Holly Stewart

Personal information
- Full name: Holly Janet Stewart
- Born: 18 May 1993 (age 33) North Vancouver, Canada

Sport
- Sport: Field hockey
- Position: Forward

National team
- Years: Team / Caps / Goals
- 2013–: Canada / 55 / -

Medal record
Women's field hockey
Representing Canada
Pan American Games
| Silver medal – second place | 2019 Lima | Team |
| Bronze medal – third place | 2015 Toronto | Team |

= Holly Stewart =

Canadian field hockey player

Holly Janet Stewart (born 18 May 1993) is a Canadian women's field hockey player.

==Playing career==
===Senior National Team===
Stewart first represented Canada in 2013, in a test match against Ireland. Stewart's first major tournament in the Canada team was the 2014 Commonwealth Games in Glasgow, Scotland. The team finished eighth in the tournament.

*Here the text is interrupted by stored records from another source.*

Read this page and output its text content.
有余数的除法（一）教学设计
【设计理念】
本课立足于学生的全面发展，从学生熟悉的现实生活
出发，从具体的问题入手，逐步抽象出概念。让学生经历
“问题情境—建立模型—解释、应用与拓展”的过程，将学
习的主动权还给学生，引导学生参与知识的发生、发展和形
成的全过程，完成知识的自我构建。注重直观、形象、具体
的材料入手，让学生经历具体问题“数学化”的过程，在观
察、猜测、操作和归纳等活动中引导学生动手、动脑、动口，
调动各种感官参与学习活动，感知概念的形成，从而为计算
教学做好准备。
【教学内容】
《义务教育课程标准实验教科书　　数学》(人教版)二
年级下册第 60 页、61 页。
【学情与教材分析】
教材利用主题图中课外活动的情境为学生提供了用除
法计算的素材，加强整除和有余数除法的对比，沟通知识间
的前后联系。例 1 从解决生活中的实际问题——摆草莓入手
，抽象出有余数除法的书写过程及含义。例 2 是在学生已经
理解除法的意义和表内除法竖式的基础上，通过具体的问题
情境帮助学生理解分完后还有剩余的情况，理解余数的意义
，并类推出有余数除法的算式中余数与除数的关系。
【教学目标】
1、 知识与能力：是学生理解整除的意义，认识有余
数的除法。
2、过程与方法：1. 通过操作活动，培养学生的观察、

In 2015, Stewart represented Canada at the 2015 Pan American Games, where the team finished third, winning the bronze medal. She was also a member of the team at the 2019 Pan American Games where they won a silver medal.

===Junior National Team===
Stewart first represented the junior national team in 2012, at the Junior Pan American Cup. The team won silver at the tournament, and qualified for the 2013 Junior World Cip, where Stewart also played.